Later I have tea in the infirmary with Sister Francis de Sales, 96, a former nurse and social worker. The lift that once took meals from the kitchens now transports her and other elderly nuns in wheelchairs between the floors. She joined when she was 50, after converting from the Church of England at Farm Street Jesuit Church in London. “It struck me that they were very mature women. They had a sense of humour. All I wanted to be was in an enclosed order and to do God’s will. I had no idea what it was all about.” She had converted a decade earlier: “I had some Catholic friends. One of them a long time ago told me that I was stupid to be a Protestant and should be a Catholic. She encouraged me to go to Mass. Then I was smitten by the Lord.” Her mental faculties are undimmed, despite her great age. “I have great admiration for the Archbishop of Canterbury.
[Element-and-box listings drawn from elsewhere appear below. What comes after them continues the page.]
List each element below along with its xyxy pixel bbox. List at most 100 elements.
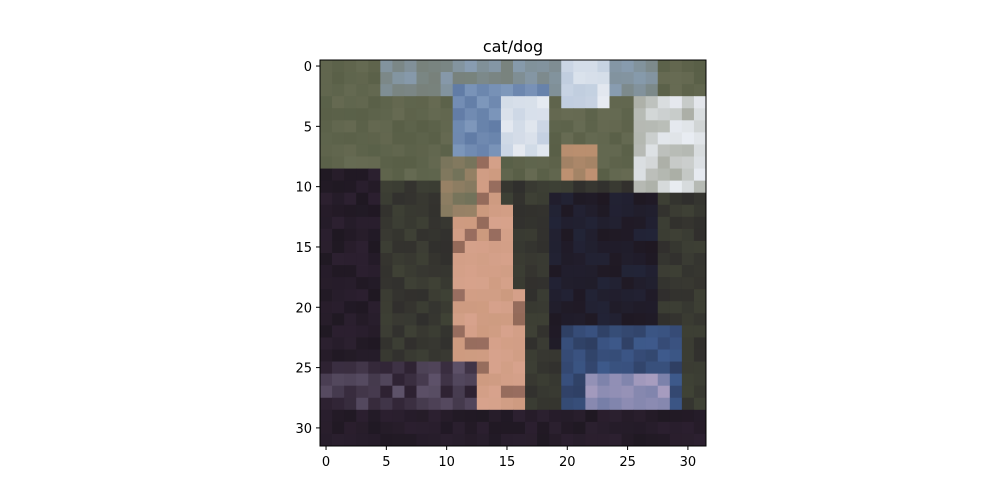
- image-pixel: [561, 96, 574, 109]
- image-pixel: [464, 216, 478, 230]
- image-pixel: [404, 253, 417, 266]
- image-pixel: [416, 144, 429, 157]
- image-pixel: [500, 120, 514, 133]
- image-pixel: [561, 168, 574, 182]
- image-pixel: [609, 385, 622, 399]
- image-pixel: [356, 421, 369, 435]
- image-pixel: [368, 228, 381, 242]
- image-pixel: [464, 289, 478, 302]
- image-pixel: [488, 168, 502, 182]
- image-pixel: [416, 60, 429, 73]
- image-pixel: [549, 240, 562, 254]
- image-pixel: [669, 409, 683, 423]
- image-pixel: [645, 240, 659, 254]
- image-pixel: [356, 289, 369, 302]
- image-pixel: [513, 108, 526, 121]
- image-pixel: [645, 168, 659, 182]
- image-pixel: [476, 228, 490, 242]
- image-pixel: [537, 132, 550, 145]
- image-pixel: [597, 325, 610, 338]
- image-pixel: [513, 192, 526, 206]
- image-pixel: [320, 96, 333, 109]
- image-pixel: [693, 385, 707, 399]
- image-pixel: [525, 228, 538, 242]
- image-pixel: [513, 313, 526, 326]
- image-pixel: [476, 108, 490, 121]
- image-pixel: [320, 253, 333, 266]
- image-pixel: [344, 349, 357, 362]
- image-pixel: [537, 60, 550, 73]
- image-pixel: [621, 421, 635, 435]
- image-pixel: [392, 96, 405, 109]
- image-pixel: [561, 253, 574, 266]
- image-pixel: [320, 216, 333, 230]
- image-pixel: [645, 204, 659, 218]
- image-pixel: [464, 108, 478, 121]
- image-pixel: [416, 373, 429, 387]
- image-pixel: [440, 60, 454, 73]
- image-pixel: [404, 204, 417, 218]
- image-pixel: [669, 421, 683, 435]
- image-pixel: [693, 228, 707, 242]
- image-pixel: [573, 60, 586, 73]
- image-pixel: [368, 96, 381, 109]
- image-pixel: [561, 60, 574, 73]
- image-pixel: [585, 385, 598, 399]
- image-pixel: [356, 228, 369, 242]
- image-pixel: [573, 228, 586, 242]
- image-pixel: [621, 120, 635, 133]
- image-pixel: [404, 433, 417, 447]
- image-pixel: [585, 397, 598, 411]
- image-pixel: [428, 265, 442, 278]
- image-pixel: [513, 156, 526, 169]
- image-pixel: [440, 96, 454, 109]
- image-pixel: [416, 120, 429, 133]
- image-pixel: [356, 433, 369, 447]
- image-pixel: [549, 216, 562, 230]
- image-pixel: [476, 385, 490, 399]
- image-pixel: [440, 337, 454, 350]
- image-pixel: [344, 192, 357, 206]
- image-pixel: [681, 409, 695, 423]
- image-pixel: [513, 228, 526, 242]
- image-pixel: [681, 325, 695, 338]
- image-pixel: [549, 385, 562, 399]
- image-pixel: [585, 313, 598, 326]
- image-pixel: [500, 313, 514, 326]
- image-pixel: [573, 433, 586, 447]
- image-pixel: [344, 409, 357, 423]
- image-pixel: [513, 349, 526, 362]
- image-pixel: [428, 144, 442, 157]
- image-pixel: [561, 289, 574, 302]
- image-pixel: [597, 228, 610, 242]
- image-pixel: [428, 156, 442, 169]
- image-pixel: [621, 289, 635, 302]
- image-pixel: [380, 96, 393, 109]
- image-pixel: [585, 277, 598, 290]
- image-pixel: [488, 156, 502, 169]
- image-pixel: [332, 168, 345, 182]
- image-pixel: [669, 120, 683, 133]
- image-pixel: [344, 337, 357, 350]
- image-pixel: [464, 144, 478, 157]
- image-pixel: [573, 144, 586, 157]
- image-pixel: [332, 397, 345, 411]
- image-pixel: [440, 361, 454, 375]
- image-pixel: [537, 385, 550, 399]
- image-pixel: [440, 84, 454, 97]
- image-pixel: [657, 361, 671, 375]
- image-pixel: [452, 120, 466, 133]
- image-pixel: [452, 144, 466, 157]
- image-pixel: [645, 265, 659, 278]
- image-pixel: [657, 120, 671, 133]
- image-pixel: [597, 253, 610, 266]
- image-pixel: [657, 168, 671, 182]
- image-pixel: [597, 421, 610, 435]
- image-pixel: [392, 325, 405, 338]
- image-pixel: [428, 337, 442, 350]
- image-pixel: [392, 337, 405, 350]
- image-pixel: [332, 373, 345, 387]
- image-pixel: [476, 60, 490, 73]
- image-pixel: [549, 289, 562, 302]
- image-pixel: [332, 277, 345, 290]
He is really a very good man. It’s a pity he is not a Catholic but you can’t have everything.”

The nuns rarely go out and only one of them drives a car. has been a lifesaver. The driver is the Mother Superior, Sister Jane Margaret, 64, who plays the psaltery (a harp-like instrument) at some services. In what little spare time she has between the five daily services, including lauds, Mass, evening prayer and the daily obedience, she composes music. Before joining the order she taught in a comprehensive school. “Even when I was a youngster I thought of monastic life,” she says. “When I came here I knew immediately that the Visitation was where I was meant to be.” She was 25. “People have this illusion that you come into a monastery and have lots of time. You don’t really. But it is a different kind of time: we are so blessed in our way of life and a beautiful spirituality.”

After 24 hours I leave, feeling as if I have been bathed in flowers, butterflies, sunshine and laughter.